Lukman menegaskan, pesantren adalah institusi yang jauh lebih tua dari Republik ini sendiri. "Pesantren tidak hanya sebagai lembaga pendidikan semata, dia juga lembaga dakwah, dia juga lembaga pengembangan masyarakat. Jadi memang punya pengaruh yang sangat luas," ujarnya.
Mengenai musibah di Al Khoziny, Lukman memilih diksi "musibah, kecelakaan"—sesuatu yang tak dikehendaki. Namun, ia menekankan bahwa setiap cobaan adalah medium untuk "naik kelas."
"Jangan hanya memaknai musibah itu dari sisinya yang negatif, yang menyedihkan... Mari kita lihat juga dari sisinya yang positif. Lalu kemudian bisa lebih berbenah diri, lebih mawas diri," kata Lukman, menyarankan agar peristiwa ini dilihat sebagai peluang untuk introspeksi massal.
Introspeksi itu, menurutnya, harus fokus pada tata kelola pembangunan. Lukman mengakui keberagaman pesantren. Walau kurikulum berbeda, mereka memiliki kesamaan dalam pembangunan: swadaya.
"Ada yang betul-betul memenuhi SOP bagaimana lazimnya... Tapi tidak sedikit pesantren yang karena ketidaktahuan, keterbatasan pimpinannya... kemudian tidak mengikuti ketentuan itu sebagaimana mestinya," ungkapnya. Poin pentingnya, musibah ini harus mendesak perbaikan di semua tahapan pembangunan, termasuk pentingnya mitigasi sebagai antisipasi dini.
Keikhlasan di Tengah Tuntutan Hukum
Aspek paling menarik sekaligus kontroversial dari insiden Al Khoziny adalah sikap para wali santri: tidak ada tuntutan hukum. Di mata hukum positif, ini mungkin dipertanyakan, tetapi Lukman melihatnya dari kacamata tradisi pesantren.

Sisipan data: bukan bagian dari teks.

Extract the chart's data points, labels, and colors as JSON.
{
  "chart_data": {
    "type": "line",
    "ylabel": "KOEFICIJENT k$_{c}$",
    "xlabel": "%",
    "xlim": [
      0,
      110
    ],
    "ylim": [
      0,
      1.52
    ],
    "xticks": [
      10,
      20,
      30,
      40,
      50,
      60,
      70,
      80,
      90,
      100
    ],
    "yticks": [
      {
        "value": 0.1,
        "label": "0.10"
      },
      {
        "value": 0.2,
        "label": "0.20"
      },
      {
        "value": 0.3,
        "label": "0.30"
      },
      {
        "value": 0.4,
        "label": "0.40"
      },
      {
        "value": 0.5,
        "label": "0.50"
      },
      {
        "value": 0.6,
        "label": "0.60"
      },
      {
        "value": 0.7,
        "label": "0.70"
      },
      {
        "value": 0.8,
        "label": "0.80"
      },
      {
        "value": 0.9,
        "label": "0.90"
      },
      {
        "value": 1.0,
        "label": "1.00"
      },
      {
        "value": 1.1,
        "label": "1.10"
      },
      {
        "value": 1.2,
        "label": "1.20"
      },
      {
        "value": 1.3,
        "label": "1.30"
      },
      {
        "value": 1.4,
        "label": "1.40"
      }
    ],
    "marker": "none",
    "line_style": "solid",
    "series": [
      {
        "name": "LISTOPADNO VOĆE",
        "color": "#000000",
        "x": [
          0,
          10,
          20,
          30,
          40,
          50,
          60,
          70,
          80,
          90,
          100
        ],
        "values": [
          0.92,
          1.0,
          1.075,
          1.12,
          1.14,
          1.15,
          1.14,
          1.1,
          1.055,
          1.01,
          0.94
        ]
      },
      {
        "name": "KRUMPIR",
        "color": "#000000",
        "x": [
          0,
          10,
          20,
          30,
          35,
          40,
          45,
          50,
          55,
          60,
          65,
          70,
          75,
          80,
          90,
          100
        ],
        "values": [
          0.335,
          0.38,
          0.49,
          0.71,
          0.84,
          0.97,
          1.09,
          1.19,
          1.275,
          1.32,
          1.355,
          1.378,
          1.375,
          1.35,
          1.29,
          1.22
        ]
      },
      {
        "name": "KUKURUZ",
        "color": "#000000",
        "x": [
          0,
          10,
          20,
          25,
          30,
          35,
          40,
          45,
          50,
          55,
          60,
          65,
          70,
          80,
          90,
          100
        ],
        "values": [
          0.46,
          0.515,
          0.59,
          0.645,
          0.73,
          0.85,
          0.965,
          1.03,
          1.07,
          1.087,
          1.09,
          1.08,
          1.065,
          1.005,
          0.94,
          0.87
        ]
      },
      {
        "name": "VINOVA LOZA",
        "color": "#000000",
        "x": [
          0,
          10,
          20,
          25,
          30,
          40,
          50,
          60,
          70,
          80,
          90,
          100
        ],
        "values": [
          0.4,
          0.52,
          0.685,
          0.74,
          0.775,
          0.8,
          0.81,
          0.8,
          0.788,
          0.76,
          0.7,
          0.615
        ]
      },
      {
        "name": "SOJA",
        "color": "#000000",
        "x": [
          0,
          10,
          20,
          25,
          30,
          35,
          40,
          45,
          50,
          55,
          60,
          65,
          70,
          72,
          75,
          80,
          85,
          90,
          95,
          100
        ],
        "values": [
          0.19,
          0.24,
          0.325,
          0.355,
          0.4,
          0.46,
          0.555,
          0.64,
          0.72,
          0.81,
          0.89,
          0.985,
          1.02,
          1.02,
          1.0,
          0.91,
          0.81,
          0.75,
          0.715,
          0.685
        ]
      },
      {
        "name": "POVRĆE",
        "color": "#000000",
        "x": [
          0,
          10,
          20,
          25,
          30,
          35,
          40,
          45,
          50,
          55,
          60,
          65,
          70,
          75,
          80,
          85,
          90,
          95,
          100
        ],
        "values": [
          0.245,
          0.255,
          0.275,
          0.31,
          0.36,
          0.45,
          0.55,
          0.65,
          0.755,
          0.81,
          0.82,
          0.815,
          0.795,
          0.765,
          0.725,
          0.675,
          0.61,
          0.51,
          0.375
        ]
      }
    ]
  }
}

"Saya justru bersyukur dengan tidak adanya tuntutan seperti itu. Kalau ada tuntutan, artinya kan ada pihak-pihak yang ingin membawanya ke proses hukum... Dunia pesantren punya cara pandangnya tersendiri ketika menyelesaikan, menyikapi konflik-konflik, peristiwa seperti ini," jelasnya.
Ia tidak menafikan pentingnya pertanggungjawaban bagi pihak yang lalai. Namun, tanggung jawab tidak selalu berujung pada meja hijau.
"Saya setuju harus ada tanggung jawab pihak-pihak yang lalu kemudian karena kelalaiannya... Tapi kalau yang dirugikan dalam tanda kutip, itu lalu kemudian bisa mengikhlaskan, itu kan yang terbaik," tutur Lukman.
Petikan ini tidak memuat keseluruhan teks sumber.